因为可能没有什么可以削减的(例如 body 将变为空),我需要处理这个特殊情况。否则 - 如注释中所述 - 需要删除所有节点

  //获取使用xpath删除的元素列表
if(FALSE === $ cutPosition)
{
//如果没有节点,删除所有父级子元素
$ cutPosition = $ parent ;
$ xpath ='child :: node()';
}
else
{
$ xpath ='following :: node()';
}

其余部分很简单:查询xpath,删除节点并输出结果:

  //执行xpath 
$ xp = new DOMXPath($ dom);
$ remove = $ xp-> query($ xpath,$ cutPosition);
if(!$ remove)
{
抛出新的异常('XPath查询无法获取要移除的元素');
}

//删除节点
foreach($ remove as $ node)
{
$ node-> parentNode-> removeChild($节点);
}

//内部HTML(PHP> = 5.3.6)
foreach($ parent-> childNodes as $ node)
{
echo $ dom-> saveHTML($ node);
}

完整的代码示例是 viper键盘上提供 incl。 TextRange 类。键盘有一个错误,所以它的结果不正确(相关: XPath查询结果顺序)。实际产出如下:

 < p> 
< span class =Underline>< span class =Bold>测试至< / span>< / span>< / p>

所以请注意您有一个当前的libxml版本(通常情况下)和输出 foreach 最后使用自PHP 5.3.6以后的PHP函数 saveHTML ,该函数可以使用该参数。如果您没有该PHP版本,请采取其他方式,如如何将节点的xml内容作为字符串获取<? / a>或类似的问题。

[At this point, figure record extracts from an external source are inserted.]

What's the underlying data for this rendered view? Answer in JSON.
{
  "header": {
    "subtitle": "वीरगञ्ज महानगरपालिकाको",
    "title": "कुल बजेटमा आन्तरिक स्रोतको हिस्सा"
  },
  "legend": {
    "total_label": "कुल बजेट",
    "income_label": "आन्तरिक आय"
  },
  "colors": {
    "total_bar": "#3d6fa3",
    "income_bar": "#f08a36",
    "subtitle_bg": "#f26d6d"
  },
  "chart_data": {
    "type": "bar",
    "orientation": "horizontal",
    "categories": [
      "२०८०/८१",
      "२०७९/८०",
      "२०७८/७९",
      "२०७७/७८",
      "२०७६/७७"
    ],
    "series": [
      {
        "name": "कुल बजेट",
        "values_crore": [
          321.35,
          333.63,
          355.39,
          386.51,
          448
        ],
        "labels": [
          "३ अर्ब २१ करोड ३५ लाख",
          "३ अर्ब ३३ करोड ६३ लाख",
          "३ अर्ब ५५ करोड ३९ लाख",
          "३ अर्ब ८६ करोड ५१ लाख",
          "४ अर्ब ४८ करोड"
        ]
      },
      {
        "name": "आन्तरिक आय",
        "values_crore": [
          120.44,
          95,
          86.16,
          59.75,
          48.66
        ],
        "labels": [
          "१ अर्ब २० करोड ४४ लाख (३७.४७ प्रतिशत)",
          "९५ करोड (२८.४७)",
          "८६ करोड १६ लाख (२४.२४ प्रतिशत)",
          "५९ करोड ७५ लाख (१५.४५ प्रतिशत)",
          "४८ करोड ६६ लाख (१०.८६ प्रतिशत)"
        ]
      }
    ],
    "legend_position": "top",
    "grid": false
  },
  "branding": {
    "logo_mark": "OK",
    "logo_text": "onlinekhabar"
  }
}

仔细查看示例代码时,您可能会注意到剪切长度非常大( $ width = 17; )。这是因为文本前面有很多空白字符。这可以通过使正则表达式在其前面放置任意数量的空白和/或先修剪 TextRange 来调整。第二个选项确实需要更多的功能,我写了一些可以在创建初始范围后使用的快捷方式:

  ... 
$ range = new TextRange($ parent);
$ trimmer = new TextRangeTrimmer($ range);
$ trimmer-> trim();
...

这将删除HTML片段左右两边的不必要的空格。 TextRangeTrimmer 代码如下:

  class TextRangeTrimmer 
{
/ **
* @var TextRange
* /
private $ range;

/ **
* @var数组
* /
私有$ charlist;

public function __construct(TextRange $ range,Array $ charlist = NULL)
{
$ this-> range = $ range;
$ this-> setCharlist($ charlist);

$ ** $ b $ @param array $ charlist UTF-8编码字符列表
* @throws InvalidArgumentException
* /
public function setCharlist (Array $ charlist = NULL)
{
if(NULL === $ charlist)
$ charlist = str_split(\ t\\\
\r\0\x0B )
;

$ list = array();
$ b foreach($ charlist as $ char)
{
if(!is_string($ char))
{
throw new InvalidArgumentException('Not an数组字符串');

if(strlen($ char))
{
$ list [] = $ char;
}
}

$ this-> charlist = array_flip($ list);
$ b $ **
* @return数组字符
* /
public function getCharlist()
{
return array_keys($ this - > charlist);

公共函数trim()
{
if(!$ this-> charlist)return;
$ this-> ltrim();
$ this-> rtrim();
}
/ **
* $ charlist的连续字符数从$ start到$ direction
*
* @param数组$ charlist
* @param int $ start offset
@param int $ direction 1:forward,-1:backward
* @throws InvalidArgumentException
* /
私有函数lengthOfCharacterSequence(Array $ charlist, $ start,$ direction = 1)
{
$ start =(int)$ start;
$ direction = max(-1,min(1,$ direction));
if(!$ direction)throw new InvalidArgumentException('Direction必须是1或-1。');

$ count = 0; $;
for(; $ char = $ this-> range-> getCharacter($ start),$ char!==''; $ start + = $ direction,$ count ++)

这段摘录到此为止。